Open statiksof opened 4 years ago
What kind of file system is your conda environment installed on, and how is it mounted from your compute nodes?
@rcthomas We have Lustre file system. Also cvmfs for softwares.
Some more questions:
- Is the conda environment you're testing with on Lustre or is it on the CVMFS filesystem, and if you have your conda environment on both do you notice a performance difference for startup between them or is it the same story on both?
The module used for jupyterhub-singleuser
and also the system kernels (Python 3) are both in cvmfs.
- Are you using JupyterLab or classic notebook, and have you compared whether you get a different response from one or the other? If JupyterLab does the progress-bar complete but then you are just left sitting there while nothing happens for a while but then suddenly the Jupyter moons show and slowly the JupyterLab UI comes to life?
Both, also users can select between classic and lab at the start. The response is almost the same, but I nonticed that switching between kernels might be faster when using jupyter lab. JupyterLab UI starts normaly, the problem is when starting the kernel which is annoying.
- Can you quantify the wait time you're talking about? 30 seconds, or more like 300? Have you compared the timestamp from the Slurm job start (e.g. with sacct) and first timestamp from jupyterhub-singleuser for that figure?
- For your problem 2 can you again quantify how slow is very slow, and is this just one Python process or is it e.g. a multiprocess kind of job like with mpi4py?
I'll back to you with screenshots to have an idea. The main problem is when importing a library for the first time.
OK, so, it sounds like you don't have a problem with the time between getting your job allocation from Slurm and jupyterhub-singleuser start up, it's just when you select a kernel that you see things be painfully slow. (Your first issue was about spawning notebooks, which I took to mean spawning jupyterhub-singleuser). It sounds like really there's no Jupyter problem here per se, just Python being slow about loading dependencies from CVMFS? Do you see the same behavior when you try to import packages from your CVMFS-based conda env from just a regular script?
OK, so, it sounds like you don't have a problem with the time between getting your job allocation from Slurm and jupyterhub-singleuser start up, it's just when you select a kernel that you see things be painfully slow. (Your first issue was about spawning notebooks, which I took to mean spawning jupyterhub-singleuser).

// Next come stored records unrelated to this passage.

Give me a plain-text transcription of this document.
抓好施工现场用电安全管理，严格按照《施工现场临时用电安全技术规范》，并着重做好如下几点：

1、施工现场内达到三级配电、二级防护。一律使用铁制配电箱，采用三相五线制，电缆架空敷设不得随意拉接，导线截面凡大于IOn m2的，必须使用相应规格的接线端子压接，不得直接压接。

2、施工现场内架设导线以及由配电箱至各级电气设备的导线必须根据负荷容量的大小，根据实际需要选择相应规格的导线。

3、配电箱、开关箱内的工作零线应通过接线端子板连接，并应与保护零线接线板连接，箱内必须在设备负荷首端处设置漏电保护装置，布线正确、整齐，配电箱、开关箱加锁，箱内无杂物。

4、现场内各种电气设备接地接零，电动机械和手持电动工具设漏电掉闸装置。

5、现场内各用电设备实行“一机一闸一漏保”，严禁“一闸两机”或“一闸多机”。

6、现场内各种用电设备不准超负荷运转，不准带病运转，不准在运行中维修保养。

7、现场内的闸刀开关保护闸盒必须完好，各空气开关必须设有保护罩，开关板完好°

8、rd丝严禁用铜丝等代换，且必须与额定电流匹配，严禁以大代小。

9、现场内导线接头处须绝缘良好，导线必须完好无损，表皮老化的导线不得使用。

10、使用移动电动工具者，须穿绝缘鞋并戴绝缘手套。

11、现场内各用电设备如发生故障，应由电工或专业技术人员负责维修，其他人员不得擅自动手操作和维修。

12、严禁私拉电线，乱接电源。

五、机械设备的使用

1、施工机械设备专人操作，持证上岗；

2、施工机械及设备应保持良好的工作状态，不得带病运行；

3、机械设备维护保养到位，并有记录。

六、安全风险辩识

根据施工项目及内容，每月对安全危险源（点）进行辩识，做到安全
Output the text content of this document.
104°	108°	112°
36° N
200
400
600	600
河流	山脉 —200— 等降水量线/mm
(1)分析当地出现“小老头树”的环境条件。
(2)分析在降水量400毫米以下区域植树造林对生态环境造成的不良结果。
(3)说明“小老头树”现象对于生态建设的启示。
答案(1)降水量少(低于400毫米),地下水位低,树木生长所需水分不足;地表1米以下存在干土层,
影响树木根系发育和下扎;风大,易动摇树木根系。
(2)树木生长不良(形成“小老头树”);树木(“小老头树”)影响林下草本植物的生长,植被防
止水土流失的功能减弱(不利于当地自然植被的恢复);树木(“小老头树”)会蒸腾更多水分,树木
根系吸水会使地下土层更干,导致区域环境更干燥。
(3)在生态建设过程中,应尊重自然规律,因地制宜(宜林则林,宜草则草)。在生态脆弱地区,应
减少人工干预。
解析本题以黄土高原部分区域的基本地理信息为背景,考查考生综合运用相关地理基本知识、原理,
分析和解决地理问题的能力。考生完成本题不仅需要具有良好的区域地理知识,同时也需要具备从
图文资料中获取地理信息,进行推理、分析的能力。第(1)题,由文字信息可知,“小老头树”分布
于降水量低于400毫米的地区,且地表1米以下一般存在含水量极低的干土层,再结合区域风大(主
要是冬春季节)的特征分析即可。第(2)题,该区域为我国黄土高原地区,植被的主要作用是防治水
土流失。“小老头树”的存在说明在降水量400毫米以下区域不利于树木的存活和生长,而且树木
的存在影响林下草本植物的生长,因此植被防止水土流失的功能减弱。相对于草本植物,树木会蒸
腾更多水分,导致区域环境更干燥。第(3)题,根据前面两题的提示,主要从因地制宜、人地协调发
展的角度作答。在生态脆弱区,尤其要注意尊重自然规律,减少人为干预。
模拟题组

Yes, this what I mean by computing nodes affected to Slurm job
. It's more on Python, I thought that other data centers are facing similar issues. Here for example a simple import of xarray:
Thanks for clarifying. There is a widely-known issue with serving Python software stacks from parallel file systems but it's more of a problem at scale or when the file system metadata servers have a lot of traffic. There are several mitigations like caching metadata on the compute node, moving the software stack to the compute node ram disk or local node storage, etc. The best MD caching-based performance we've seen at our center is from Cray DVS read-only mounting GPFS with client-side caching turned on, but this doesn't match the node-based solutions (including containers).
I don't know enough about CVMFS to help you, but there are probably other contributors here who can recommend tunings.
Thanks @rcthomas for your contribution. We can leave this open now, maybe you can label it as discussion
.
Dear Batchspawner developers/users,
this is not an issue, just asking for best practices/advices. Technically, our Jupyterhub (1.1.0) deployment on HPC using batchspwner (1.0.0) works fine. However, there are still some drawbacks that reduce the use of the server.
Anyone facing this problem? is there a way to speed up those processes on HPC?
For information, we use modules for python packages and also jupyterhub-singleuser is located in a conda env.
Thank you in advance.